Ese perfil no es el más conocido ni el que se vio cuando fue el único
orador del último acto de la CGT en la Plaza de Mayo en
el que acusó al Gobierno de “multiplicar la pobreza”.
Ser secretario general de la CGT con un presidente no peronista, remite
a cuando quienes gobernaban eran radicales: esas experiencias siempre fueron
traumáticas para unos y otros, también para la sociedad.
Él tiene en su despacho una foto suya, joven, junto a Saúl
Ubaldini, el histórico primer líder gremial de la democracia,
recordado tanto por su honestidad como por haber organizado trece paros contra
una administración que no pudo terminar su mandato.

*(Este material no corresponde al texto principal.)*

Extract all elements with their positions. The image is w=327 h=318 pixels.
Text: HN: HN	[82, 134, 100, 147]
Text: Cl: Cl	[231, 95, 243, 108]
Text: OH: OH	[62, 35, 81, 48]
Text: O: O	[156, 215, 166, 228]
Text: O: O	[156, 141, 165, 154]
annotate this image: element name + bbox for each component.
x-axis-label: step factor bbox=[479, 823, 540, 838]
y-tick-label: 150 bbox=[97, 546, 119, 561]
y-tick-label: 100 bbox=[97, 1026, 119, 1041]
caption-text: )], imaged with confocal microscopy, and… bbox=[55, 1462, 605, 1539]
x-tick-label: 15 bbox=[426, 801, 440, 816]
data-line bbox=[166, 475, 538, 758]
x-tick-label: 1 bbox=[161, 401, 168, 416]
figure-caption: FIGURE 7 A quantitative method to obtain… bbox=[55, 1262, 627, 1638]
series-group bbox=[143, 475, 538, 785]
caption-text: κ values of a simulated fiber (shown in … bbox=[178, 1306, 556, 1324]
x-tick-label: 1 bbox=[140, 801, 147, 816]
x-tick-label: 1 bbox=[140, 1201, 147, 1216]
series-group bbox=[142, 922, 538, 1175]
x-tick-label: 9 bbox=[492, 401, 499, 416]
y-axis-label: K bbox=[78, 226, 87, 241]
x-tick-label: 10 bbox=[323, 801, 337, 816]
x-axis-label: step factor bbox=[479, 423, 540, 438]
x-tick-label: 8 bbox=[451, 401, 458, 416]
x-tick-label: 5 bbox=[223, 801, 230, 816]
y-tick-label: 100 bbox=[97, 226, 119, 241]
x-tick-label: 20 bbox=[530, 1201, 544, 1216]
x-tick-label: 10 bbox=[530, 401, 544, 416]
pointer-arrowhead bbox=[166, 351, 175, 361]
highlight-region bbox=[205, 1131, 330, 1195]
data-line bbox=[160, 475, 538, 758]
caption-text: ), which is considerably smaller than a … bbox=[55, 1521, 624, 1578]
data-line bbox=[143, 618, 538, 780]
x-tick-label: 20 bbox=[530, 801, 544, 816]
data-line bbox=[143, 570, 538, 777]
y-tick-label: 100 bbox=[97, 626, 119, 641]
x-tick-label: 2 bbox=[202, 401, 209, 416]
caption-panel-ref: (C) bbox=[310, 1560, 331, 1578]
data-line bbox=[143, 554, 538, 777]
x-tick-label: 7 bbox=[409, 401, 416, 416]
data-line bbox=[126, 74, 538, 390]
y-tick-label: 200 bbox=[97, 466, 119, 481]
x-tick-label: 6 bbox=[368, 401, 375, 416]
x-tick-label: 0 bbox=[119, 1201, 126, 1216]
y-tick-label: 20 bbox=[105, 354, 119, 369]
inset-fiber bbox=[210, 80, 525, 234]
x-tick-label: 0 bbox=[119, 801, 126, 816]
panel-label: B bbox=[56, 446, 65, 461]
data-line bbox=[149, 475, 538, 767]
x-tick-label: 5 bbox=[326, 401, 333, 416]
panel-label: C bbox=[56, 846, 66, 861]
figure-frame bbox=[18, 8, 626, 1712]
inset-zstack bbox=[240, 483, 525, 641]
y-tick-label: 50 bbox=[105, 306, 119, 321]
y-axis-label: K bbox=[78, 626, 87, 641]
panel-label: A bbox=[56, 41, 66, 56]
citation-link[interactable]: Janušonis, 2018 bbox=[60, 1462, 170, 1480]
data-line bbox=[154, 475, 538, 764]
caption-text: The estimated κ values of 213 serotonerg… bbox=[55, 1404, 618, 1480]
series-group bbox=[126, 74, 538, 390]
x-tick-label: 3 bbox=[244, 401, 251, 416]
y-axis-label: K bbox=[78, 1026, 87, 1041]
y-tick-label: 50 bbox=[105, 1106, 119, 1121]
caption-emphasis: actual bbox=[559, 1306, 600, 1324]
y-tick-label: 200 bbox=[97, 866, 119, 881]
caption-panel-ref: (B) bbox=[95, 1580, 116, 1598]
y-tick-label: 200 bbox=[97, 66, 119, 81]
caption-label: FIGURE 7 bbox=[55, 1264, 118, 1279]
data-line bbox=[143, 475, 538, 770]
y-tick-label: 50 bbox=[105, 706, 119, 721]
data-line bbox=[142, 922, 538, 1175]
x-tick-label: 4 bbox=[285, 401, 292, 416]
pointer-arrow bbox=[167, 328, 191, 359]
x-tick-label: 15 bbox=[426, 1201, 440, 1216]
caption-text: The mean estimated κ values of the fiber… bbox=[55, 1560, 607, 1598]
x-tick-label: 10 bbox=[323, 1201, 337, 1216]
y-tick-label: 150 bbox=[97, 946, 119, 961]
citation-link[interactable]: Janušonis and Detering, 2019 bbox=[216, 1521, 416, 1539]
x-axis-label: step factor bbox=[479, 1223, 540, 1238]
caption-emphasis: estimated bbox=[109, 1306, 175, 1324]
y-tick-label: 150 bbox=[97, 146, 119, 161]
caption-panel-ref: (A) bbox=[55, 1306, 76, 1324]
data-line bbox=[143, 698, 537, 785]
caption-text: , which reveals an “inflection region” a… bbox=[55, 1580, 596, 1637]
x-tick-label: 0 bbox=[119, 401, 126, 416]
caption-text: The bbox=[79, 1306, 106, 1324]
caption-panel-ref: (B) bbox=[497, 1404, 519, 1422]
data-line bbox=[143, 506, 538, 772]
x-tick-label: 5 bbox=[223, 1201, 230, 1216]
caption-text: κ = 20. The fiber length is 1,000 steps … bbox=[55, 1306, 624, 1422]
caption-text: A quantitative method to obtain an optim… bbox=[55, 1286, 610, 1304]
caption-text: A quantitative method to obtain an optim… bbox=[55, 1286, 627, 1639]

La negociación. Hoy, el clima de época es distinto a aquel de la
posdictadura. Macri no es radical y Schmid no es Ubaldini. Pero el
conflicto entre una central obrera peronista y un gobierno que no lo es, en
medio de una delicada situación socioeconómica, reproduce viejos antagonismos y
prejuicios políticos, y deja abierta la puerta a tensiones permanentes.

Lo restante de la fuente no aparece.